1-I don’t understand the oven setting of 360BOC. What does BOC
stand for?

2-Does the technique apply to Sterling Silver too ? What would
be the temperature and time for this?

3-Is it necessary to flux the piece before heating or is the
temperature too low to be concerned about?

4- How critical is the temperature? or time?

Sol K

   1-I don't understand the oven setting of 360BOC. What does
BOC stand for? 

It is the computer’s poor translation of the degree symbol which
I typed. It should be 360 degrees centigrade.

   2-Does the technique apply to Sterling Silver too ? What
would be the temperature and time for this? 

Yes, but it may depend on the exact composition of the alloy
(what the supplier puts in to make it cast better or tarnish
less, etc.) The info I have (and have not tested) is to take
sterling and put it at 750 degrees centig rade for 30 minutes,
followed by immediate quenching and subsequent heating to 300 for
60 minutes. (It melts at 893 degrees centigrade.)

  3-Is it necessary to flux the piece before heating or is the
temperature too low to be concerned about? 

Good question and I honestly do not know. It cannot nurt and my
guess is that heating silver that high would cause tarnish,
unless a coating of bor ic acid is applied to seal the surface off
from the atmosphere.

  4- How critical is the temperature? or time? 

Again I cannot say, but I think that if you are within 10
degrees it s hould not make a difference.

The gold was gleened from the World Gold Council’s
Aloy Data Sheets. The silver from Grimwade’s book, Introduction to
Precious Metals. I have not tried this, along with lots of other
things. The theory is wide ly accepted and in practice, it should
work. Please let me know if you try it and what the results are so
that I can tell others.

Alan

This sounds like precipitation hardening, which occurs when a
second phase exsolves and forms tiny particles throughout the
rest of the alloy. Do gold and silver do this? I know lots of
structural alloys do, but they’re mostly aluminum. If this is
precipitation hardening, the temperature and time are probably
pretty critical.

Tas Raistrikia

   This sounds like precipitation hardening, which occurs when
a second phase exsolves and forms tiny particles throughout the
rest of the alloy.  Do gold and silver do this?  I know lots
of structural alloys do, but they're mostly aluminum.  If this
is precipitation hardening, the temperature and time are
probably pretty critical. 

It IS precipitation or “age” hardening, based on copper’s poor
actual solubility in silver. The hardening allows copper in
quickly cooled sterling to migrate to grain boundaries as
seperate crystals. The result is a considerable increase in
hardness, caused by much reduced ability of the grain boundaries
to then deform.

Peter Rowe

     Is it necessary to flux the piece before heating or is
the temperature too low to be concerned about? 

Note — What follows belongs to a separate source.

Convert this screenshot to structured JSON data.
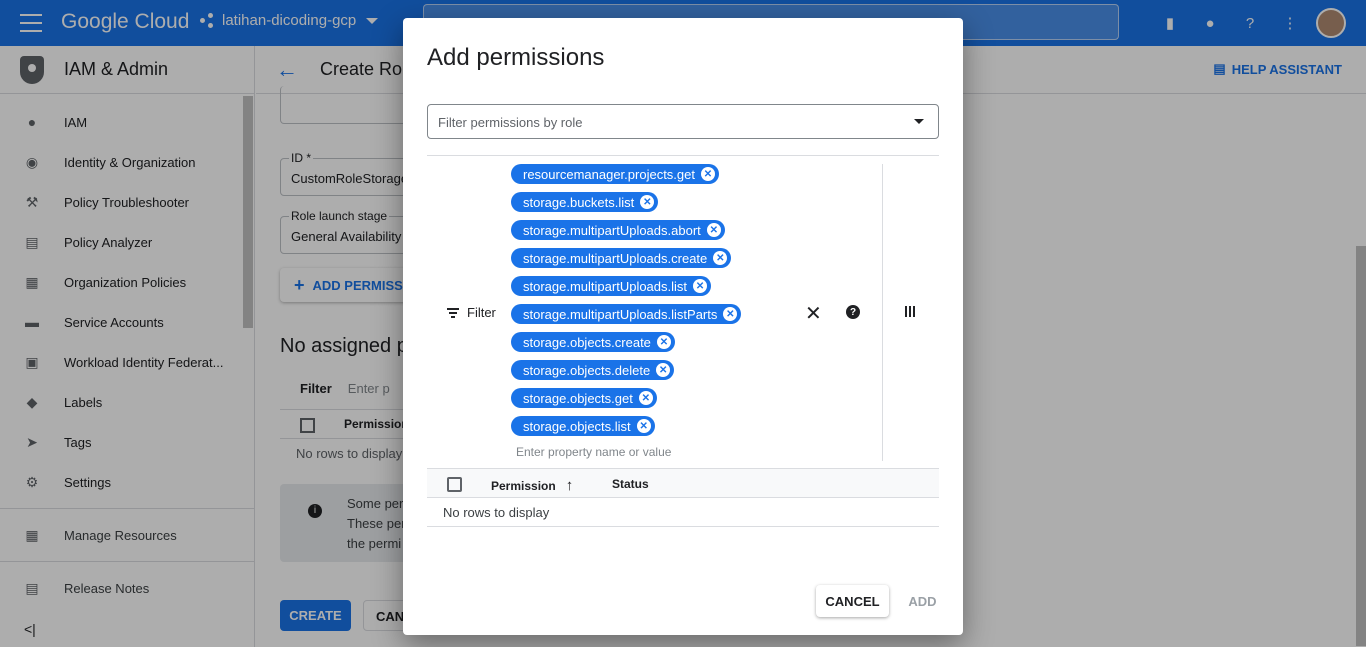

the initial heating is simply to assure a uniformly annealed and
soft piece with a uniform fairly large grain structure before
age hardening. With simple cast pieces, it’s of benefit. For
constructed pieces, unfortunatly, that temp will melt some
solders, and also give you some nasty fire scale if not
protected. Assuming the work was soldered together, you can
assume it to be annealed, though the grain structure may vary.
Skip the initial heating if you like, and you’ll still get decent
hardening, though perhaps not quite so hard or uniform, from the
second cooler age hardening step alone. As to protecting it, a
coating of pripps flux would be ideal. See the orchid archives
for my prior article on applying and making pripps flux.